A ball is thrown in the air so that its height h after t seconds is given by the function h(t) = -16t^2 + 144t. Find the number of seconds the ball is in the air when it reaches a height of 128 feet. After how many seconds will the ball hit the ground?

Answer 1

a. 1 second

b. 9 seconds

Step-by-step explanation:

Part A.

To find the time when the ball reaches the height of 128 ft, we put h(t) = 128 into our equation and get

`128=-16t^2+144t`

We rearrange the above equation to write it in a more familiar form by subtracting 128 from both sides

`-16t^2+144t-128=0`

The above equation is quadratic, and therefore, we can solve for t using the quadratic formula.

The quadratic formula gives

`t=\frac{-144\pm\sqrt[]{114^2-4(-16)(-128)}}{2(-16)}`

which upon simplification gives us the following solutions.

`\begin{gathered} t=1 \\ t=8 \end{gathered}`

Hence, 1 and 8 seconds after the throw, the ball is at a height of 128 ft.

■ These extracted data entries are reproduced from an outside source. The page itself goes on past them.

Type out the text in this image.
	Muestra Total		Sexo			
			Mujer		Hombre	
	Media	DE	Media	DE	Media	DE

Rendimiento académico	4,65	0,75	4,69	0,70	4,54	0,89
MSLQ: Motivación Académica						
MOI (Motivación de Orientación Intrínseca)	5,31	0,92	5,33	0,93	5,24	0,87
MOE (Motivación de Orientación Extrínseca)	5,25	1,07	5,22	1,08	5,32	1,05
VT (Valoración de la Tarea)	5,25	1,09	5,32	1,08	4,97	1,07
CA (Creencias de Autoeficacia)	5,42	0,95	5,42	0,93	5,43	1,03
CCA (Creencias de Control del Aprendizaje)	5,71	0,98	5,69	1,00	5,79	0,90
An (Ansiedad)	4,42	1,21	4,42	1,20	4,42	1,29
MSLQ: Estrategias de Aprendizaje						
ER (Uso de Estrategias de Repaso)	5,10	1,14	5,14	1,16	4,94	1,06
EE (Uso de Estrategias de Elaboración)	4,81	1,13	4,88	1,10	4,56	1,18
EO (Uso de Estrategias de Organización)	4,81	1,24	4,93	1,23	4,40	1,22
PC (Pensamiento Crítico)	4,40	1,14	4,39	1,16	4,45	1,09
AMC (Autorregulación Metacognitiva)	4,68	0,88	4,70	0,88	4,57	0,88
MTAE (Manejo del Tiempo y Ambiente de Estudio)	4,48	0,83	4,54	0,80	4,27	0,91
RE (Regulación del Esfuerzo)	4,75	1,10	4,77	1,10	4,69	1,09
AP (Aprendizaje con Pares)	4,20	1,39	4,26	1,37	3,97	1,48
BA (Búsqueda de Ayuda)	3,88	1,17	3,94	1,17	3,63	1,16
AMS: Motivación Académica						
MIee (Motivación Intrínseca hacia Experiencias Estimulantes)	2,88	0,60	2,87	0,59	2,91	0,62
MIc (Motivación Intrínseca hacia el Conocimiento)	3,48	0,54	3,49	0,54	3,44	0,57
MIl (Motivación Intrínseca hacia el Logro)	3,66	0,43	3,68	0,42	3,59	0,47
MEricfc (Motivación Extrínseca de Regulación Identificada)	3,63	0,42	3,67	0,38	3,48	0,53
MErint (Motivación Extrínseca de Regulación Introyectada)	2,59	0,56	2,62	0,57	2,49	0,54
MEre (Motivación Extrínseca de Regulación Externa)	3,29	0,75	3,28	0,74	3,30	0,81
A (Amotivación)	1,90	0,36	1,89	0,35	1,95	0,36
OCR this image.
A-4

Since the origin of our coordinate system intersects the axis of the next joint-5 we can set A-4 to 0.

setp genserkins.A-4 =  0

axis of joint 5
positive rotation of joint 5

Since we want the earliest time, from the two values of t we choose t = 1 as our relevant answer.

Part B.

When the ball hits the ground, its height above the ground is zero. Therefore, we put h= 0 into our formula and get

`0=-16t^2+144t`

To solve for t, we first add 16t^2 to both sides and get

`16t^2=144t`

dividing both sides by 16t gives

`(16t^2)/(16t)=(144t)/(16t)`
`\boxed{t=9.^{}}`

Hence, the ball hits the ground 9 seconds after the launch.